The Kangar-Pattani floristic boundary forms the southern end of the ecoregion, and marks the boundary between the mostly deciduous and semi-evergreen forests of Indochina and the mostly evergreen forests of Sundaland and Malesia. South of the boundary rainfall becomes more year-round without as pronounced a dry season.

==Fauna==
The ecoregion's extensive areas of intact forests support some large mammals, include the Asian elephant (Elephas maximus), tiger (Panthera tigris), gaur (Bos gaurus), banteng (Bos javanicus), sun bear (Helarctos malayanus), leopard (Panthera pardus), clouded leopard (Pardofelis nebulosa), and binturong (Arctictis binturong).

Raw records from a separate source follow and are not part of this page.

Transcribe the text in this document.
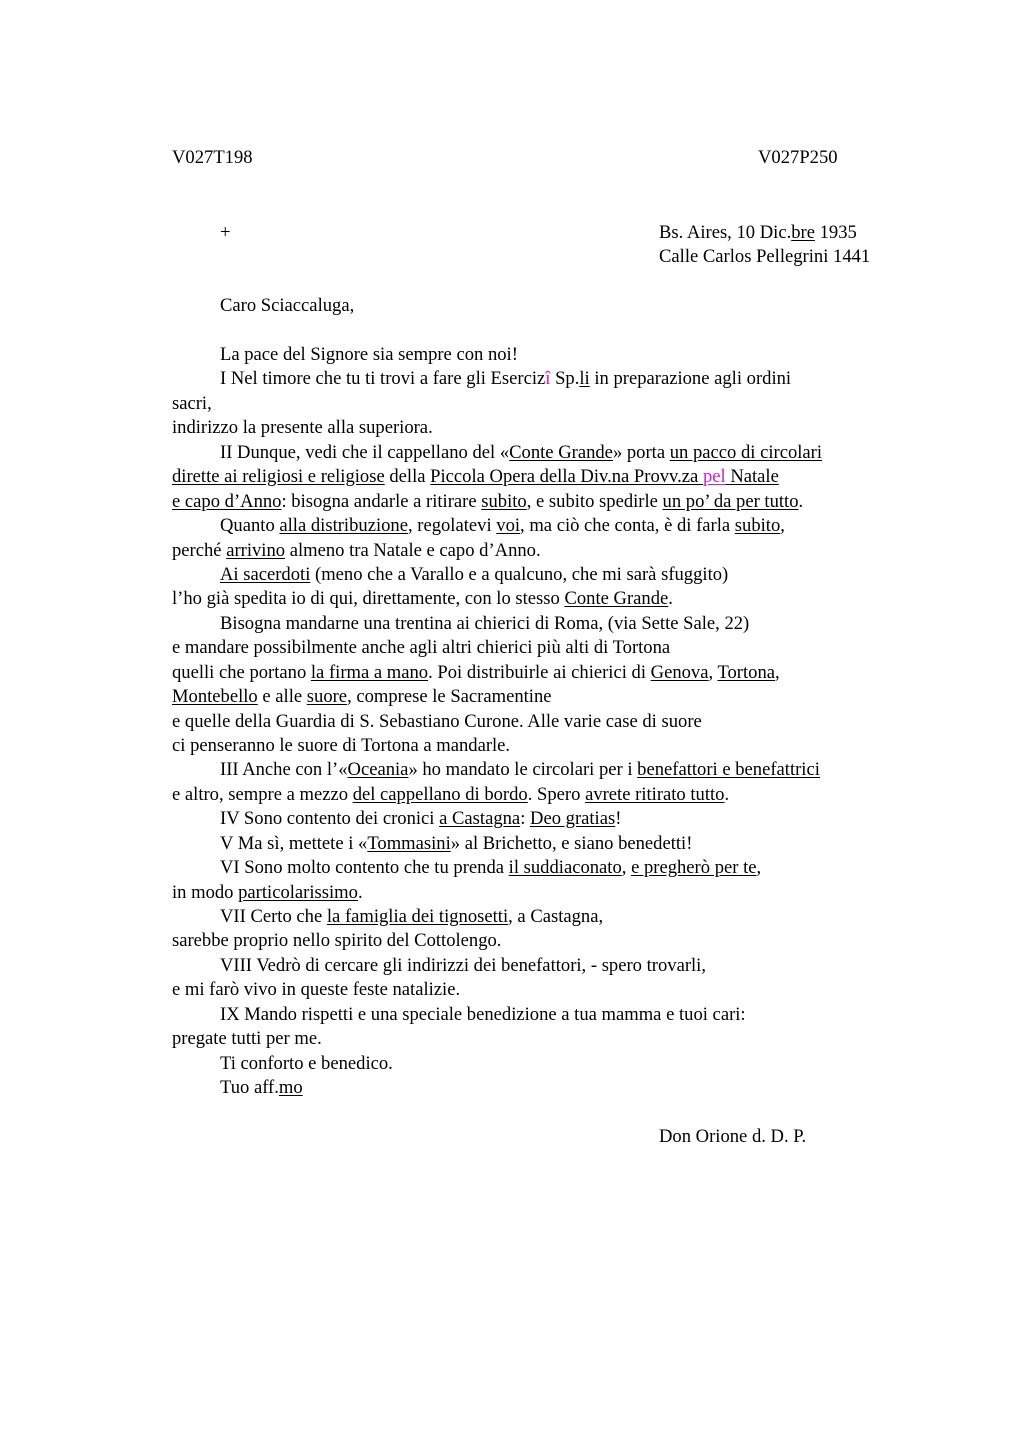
V027T198	V027P250
+	Bs. Aires, 10 Dic.bre 1935
Calle Carlos Pellegrini 1441
Caro Sciaccaluga,
La pace del Signore sia sempre con noi!
I Nel timore che tu ti trovi a fare gli Esercizî Sp.li in preparazione agli ordini
sacri,
indirizzo la presente alla superiora.
II Dunque, vedi che il cappellano del «Conte Grande» porta un pacco di circolari
dirette ai religiosi e religiose della Piccola Opera della Div.na Provv.za pel Natale
e capo d’Anno: bisogna andarle a ritirare subito, e subito spedirle un po’ da per tutto.
Quanto alla distribuzione, regolatevi voi, ma ciò che conta, è di farla subito,
perché arrivino almeno tra Natale e capo d’Anno.
Ai sacerdoti (meno che a Varallo e a qualcuno, che mi sarà sfuggito)
l’ho già spedita io di qui, direttamente, con lo stesso Conte Grande.
Bisogna mandarne una trentina ai chierici di Roma, (via Sette Sale, 22)
e mandare possibilmente anche agli altri chierici più alti di Tortona
quelli che portano la firma a mano. Poi distribuirle ai chierici di Genova, Tortona,
Montebello e alle suore, comprese le Sacramentine
e quelle della Guardia di S. Sebastiano Curone. Alle varie case di suore
ci penseranno le suore di Tortona a mandarle.
III Anche con l’«Oceania» ho mandato le circolari per i benefattori e benefattrici
e altro, sempre a mezzo del cappellano di bordo. Spero avrete ritirato tutto.
IV Sono contento dei cronici a Castagna: Deo gratias!
V Ma sì, mettete i «Tommasini» al Brichetto, e siano benedetti!
VI Sono molto contento che tu prenda il suddiaconato, e pregherò per te,
in modo particolarissimo.
VII Certo che la famiglia dei tignosetti, a Castagna,
sarebbe proprio nello spirito del Cottolengo.
VIII Vedrò di cercare gli indirizzi dei benefattori, - spero trovarli,
e mi farò vivo in queste feste natalizie.
IX Mando rispetti e una speciale benedizione a tua mamma e tuoi cari:
pregate tutti per me.
Ti conforto e benedico.
Tuo aff.mo
Don Orione d. D. P.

The ecoregion is home to 560 species of birds, including one endemic species, Gurney's pitta (Pitta gurneyi).

==Conservation==
A 2017 assessment found that 21,105 km^{2}, or 22%, of the ecoregion is in protected areas. Another 72% of the ecoregion is forested but outside protected areas. Protected areas include Ao Phang Nga National Park, Kaeng Krachan National Park, Kaeng Krung National Park, Khao Pu-Khao Ya National Park, Khao Sok National Park, Lenya National Park, Mu Ko Phetra National Park, Tai Romyen National Park, Tanintharyi National Park, Tarutao National Park, and Thale Ban National Park in Thailand.